1. 12
  1.  

  2. 10

    Seems like a great optimization to add to the query planner based on table statistics!

    1. 8

      Yeah this is genuinely embarrassing. I feel embarrassed for them

    2. 9

      They use CrateDB as a database for storing and searching product data. They chose CrateDB because it allows them to scale the webshop easily, according to Gestalten.de CEO Frank Rakow.

      With ~4.6M rows, they’d be well served by vanilla PostgreSQL. Then again, I don’t know all of their requirements, perhaps they have need of ElasticSearch’s features (CrateDB is a SQL+management layer on top of ElasticSearch). Hopefully Gestalten.de is using this database for analytics and not important data storage.

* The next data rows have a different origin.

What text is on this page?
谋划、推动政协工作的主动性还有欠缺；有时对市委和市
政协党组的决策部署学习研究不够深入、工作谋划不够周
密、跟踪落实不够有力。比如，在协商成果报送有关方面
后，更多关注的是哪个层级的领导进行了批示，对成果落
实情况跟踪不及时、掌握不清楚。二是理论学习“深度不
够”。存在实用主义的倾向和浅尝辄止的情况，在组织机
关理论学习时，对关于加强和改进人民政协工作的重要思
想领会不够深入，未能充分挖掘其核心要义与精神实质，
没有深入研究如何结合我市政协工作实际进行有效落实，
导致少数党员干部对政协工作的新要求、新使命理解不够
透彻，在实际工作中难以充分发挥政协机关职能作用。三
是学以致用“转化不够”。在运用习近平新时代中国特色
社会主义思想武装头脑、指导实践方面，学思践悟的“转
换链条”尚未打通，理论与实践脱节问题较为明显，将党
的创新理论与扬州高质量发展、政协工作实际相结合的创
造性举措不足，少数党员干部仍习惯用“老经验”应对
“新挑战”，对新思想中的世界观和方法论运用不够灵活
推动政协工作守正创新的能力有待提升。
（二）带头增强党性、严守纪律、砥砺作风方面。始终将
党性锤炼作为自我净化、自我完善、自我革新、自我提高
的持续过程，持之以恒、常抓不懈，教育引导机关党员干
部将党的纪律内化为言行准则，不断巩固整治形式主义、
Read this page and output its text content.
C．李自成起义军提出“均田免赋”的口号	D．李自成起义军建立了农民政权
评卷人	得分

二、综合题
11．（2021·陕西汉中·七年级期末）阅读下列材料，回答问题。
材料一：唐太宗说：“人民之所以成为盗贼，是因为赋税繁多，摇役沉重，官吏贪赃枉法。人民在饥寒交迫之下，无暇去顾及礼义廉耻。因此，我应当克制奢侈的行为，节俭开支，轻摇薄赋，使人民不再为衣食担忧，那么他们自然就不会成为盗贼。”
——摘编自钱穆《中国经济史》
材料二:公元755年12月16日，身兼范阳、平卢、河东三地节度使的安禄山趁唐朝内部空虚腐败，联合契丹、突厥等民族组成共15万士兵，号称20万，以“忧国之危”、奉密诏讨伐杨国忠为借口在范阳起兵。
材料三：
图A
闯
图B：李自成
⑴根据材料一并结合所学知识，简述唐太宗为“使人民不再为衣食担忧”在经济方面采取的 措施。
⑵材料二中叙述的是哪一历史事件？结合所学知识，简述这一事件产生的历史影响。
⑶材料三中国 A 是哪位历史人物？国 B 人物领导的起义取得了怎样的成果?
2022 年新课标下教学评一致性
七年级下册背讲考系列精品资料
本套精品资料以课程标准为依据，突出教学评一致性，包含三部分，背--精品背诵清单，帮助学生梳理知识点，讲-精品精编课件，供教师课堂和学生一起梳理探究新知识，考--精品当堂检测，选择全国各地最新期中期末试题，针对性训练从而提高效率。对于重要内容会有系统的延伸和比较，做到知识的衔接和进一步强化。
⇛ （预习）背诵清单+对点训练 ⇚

      That said, you couldn’t pay me enough to use ElasticSearch as a primary datastore. A search index? Absolutely. Temporary log storage? Sure. Analytics? I suppose. ElasticSearch has measurably improved over the years, but once bitten, twice shy as the saying goes.

      In any case, CrateDB is a remarkably immature database to be running a business on –And lets look at their marketing page:

      On the other hand, CrateDB may not be a good choice if you require:

      • Strong (ACID) transactional consistency
      • Highly normalized schemas with many tables and many joins

      Oh dear.

      1. 2

        Why hopefully? These numbers are embarrassing.

        I don’t understand why anyone would be proud of these numbers.

        product:([sku:3300?`5]; a:3300?0)
        xsell:asc ([] sku:4600000?`5; cross_sku:4600000?`5; tstamp:.z.p-4600000?0)
        \t select from xsell where not sku in exec sku from product
        87
        

        That’s msec; kdb is 100x faster than crate (on my macbook).

        I suppose I should be at least happy that crate.io puts some actual benchmarks up when they say it’s “fast” so that we know that they mean not at all fast.

        1. 0

          Grouping in a distributed database is much harder then on your local disk. (and yes, this can be a reason to not pick a distributed software, but if that’s not your main query, this is also okay)

          1. 6

            …but it’s 4m rows, you don’t need a distributed database, you don’t even need one for 1bn rows. Christ, this is roughly what I would say is the upper bound for CSV files chewed with UNIX sort/join!

        2. 0

          With ~4.6M rows, they’d be well served by vanilla PostgreSQL. Then again, I don’t know all of their requirements, perhaps they have need of ElasticSearch’s features (CrateDB is a SQL+management layer on top of ElasticSearch). Hopefully Gestalten.de is using this database for analytics and not important data storage.

          Webshops have the problem that they are rarely written by yourself and come with their own share of issues. For example, a popular system is OXID. That means that you are often not so free to choose the database layer.

          That said, you couldn’t pay me enough to use ElasticSearch as a primary datastore. A search index? Absolutely. Temporary log storage? Sure. Analytics? I suppose. ElasticSearch has measurably improved over the years, but once bitten, twice shy as the saying goes.

          Elasticsearch themselves does not sell themselves this way.

          ES is very popular in the shop scene, where the databases of your shop software are often a pain to work with and most of your frontend is search anyways. So, what happens is that they still use the shop software to store all articles, user data and transactions and sync that to Elasticsearch, with which they drive their full frontend. I’ve seen that in a quite a number of deployments and it works well.

          Elasticsearch has good stability, just no guarantees. It’s perfectly fine to use it for something important, just be able to recreate it if it blows.

          On the other hand, CrateDB may not be a good choice if you require:

          • Strong (ACID) transactional consistency
          • Highly normalized schemas with many tables and many joins

          That’s perfectly fine if none of this is needed on that store.

        3. 6

          In my experience with PostgreSQL, it’s almost always the opposite.

          1. 3

            Note that cratedb is a distributed store based on Elasticsearch, both the on-disk format and the query execution vastly differ from what PostgreSQL does.

            1. 1

              My experience with SQL Server mostly agrees with yours. But the real offender is the IN operator, not the subquery per se. A subquery in the FROM clause isn’t (always) that bad.

            2. 1

              I tend to always use subqueries. I like them because I can write them incrementally. I.e. write my sub query, make sure it works, then drop it inside of another query, make sure that works…repeat until done.

              I certainly understand joins and use them, but i’m not as fast writing them. I’m curious about the opposite problem. When is it much slower to use a subquery over a joins?

              1. 1

                Don’t quote me on this but my very vague memory is that MySQL’s query planner used to be(*) famously not quite as good as you’d hope at spotting the equivalence between SELECT x FROM t1 WHERE y IN (SELECT z FROM t2 WHERE…) and SELECT x FROM t1 JOIN t2 ON y = z.

                (* I have no idea if it does better now, no idea about what the state of any of the forks like Maria or Percona is).